The 2020 NHL Entry Draft was scheduled to begin on June 26th; however, it was postponed on March 25th due to the COVID-19 pandemic. Although the actual date of the draft, and consequently the draft lottery is unknown, we thought it would be a good idea to start releasing our draft profiles for members of the prospective 2020 draft class. Our first profile on Lucas Raymond will be below. Be on the lookout for more in the coming weeks as we plan to be releasing them for most of the top 15 prospects. Especially given how many draft sections the Devils own in this upcoming draft.
Lucas Raymond is an 18-year-old Swedish left-winger. He is listed at 5-feet-10 inches tall and 165 pounds. He has played his youth/junior career in Sweden for Frölunda HC, where he most recently split the season between the SuperElit (Sweden’s junior league) and the SHL (Sweden’s version of the NHL). In the final 2020 Draft Prospect Rankings, Raymond checks in at fourth among European skaters after being ranked second in the midterm release.

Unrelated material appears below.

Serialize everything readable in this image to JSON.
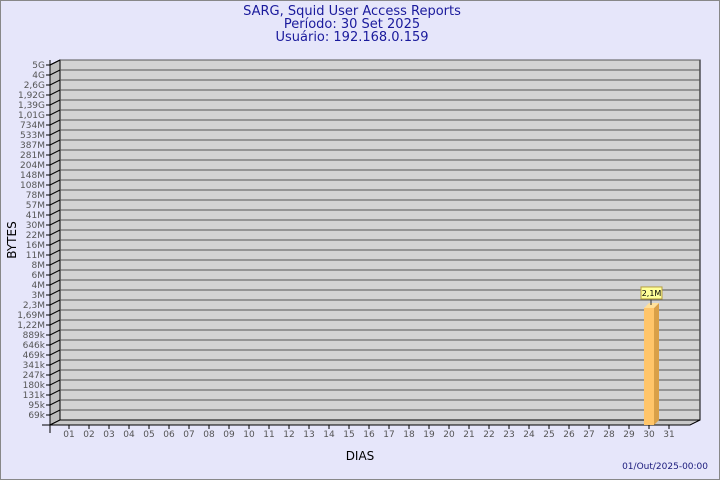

In the SuperElit, he tallied 14 points (three goals, 11 assists) in nine games, this before playing 33 games in the SHL, where he tallied 10 points (four goals, six assists) while only playing about eight to nine minutes a night in a fourth-line role. Raymond also represented his country at the 2020 World Junior Championships, where he helped the Swedes capture a bronze medal. He had four points (two goals, two assists) in seven games.
Overall, Raymond has had an extremely successful junior career. In 54 career SuperElit games, he has tallied 62 points (16 goals, 46 assists). And in two World Junior Championships (2018 and 2020) has 12 points in 14 games.
The Scouting Report
Raymond is an all-around player. Everyone gushes over his offensive skills and rightfully so. His biggest strength is his playmaking ability, and he’s an incredibly smart player who sees the ice like the best of them. This is evident in his gaudy assist totals in the SuperElit league. Another one of Raymond’s strengths is his skating ability. He can fly on the ice, and when you pair that with his playmaking ability due to his vision and high hockey-IQ, you get a deadly offensive player.
Raymond is no slouch on the defensive end, either. His high hockey-IQ and speed help him cover the ice and anticipate opposing players’ moves. He also is described to have a “high-motor” and never gives up on a play. Thanks to these qualities, he is a bonafide pest defensively. To further demonstrate these qualities, he has constantly been used on the penalty kill.
Like every player, Raymond does have a few things he needs to work on. As was listed above, he only comes in at 165 pounds. As Devils’ fans learned with Jack Hughes, speed can only do so much. Raymond’s small stature results in him getting knocked off the puck, as well as being susceptible to the big hit every once in a while. Another possible cause for concern is his production in the SHL. His career 0.28 point per game production is low for a guy who is a projected top-six pick. However, keep in mind not only is the SHL is a league with men ten-plus years older than Raymond but he also only played in a fourth-line role.
Lastly, his shot is something worth examining. By no means is this area of his game a weakness, but watching Raymond shows he has a pass-first mentality and would rather set his teammates up than shoot the puck. Developing his shot further may change this mentality slightly, as it would be a good thing given his sneaky shot.
Raymond fell on the final NHL Draft Prospect Rankings list slightly. But this is most likely due to the players around him playing extremely well and not because he played poorly. Another determining factor may be his perceived under-production in the SHL. I’d expect him to go anywhere between pick five and eight. So he should be on board when the Devils’ pick comes whenever the draft may be.
Fit With the Devils
Any player with raw talent and skill would make for a much-welcomed addition to the red and black. However, as I explained when I was asked who I preferred between Raymond and Alexander Holtz, Raymond is more of a playmaker rather than a pure scorer.
The Devils are in dire need of a player with pure scoring abilities and Raymond, although a fantastic player, is more of a playmaker. Now, if he is the best player on the board when the Devils pick, he is a sure-fire correct selection, as he is going to develop into a solid top-six forward. But if there is someone on the board with the same talent that is categorized as more of a goal scorer, I would go that direction instead.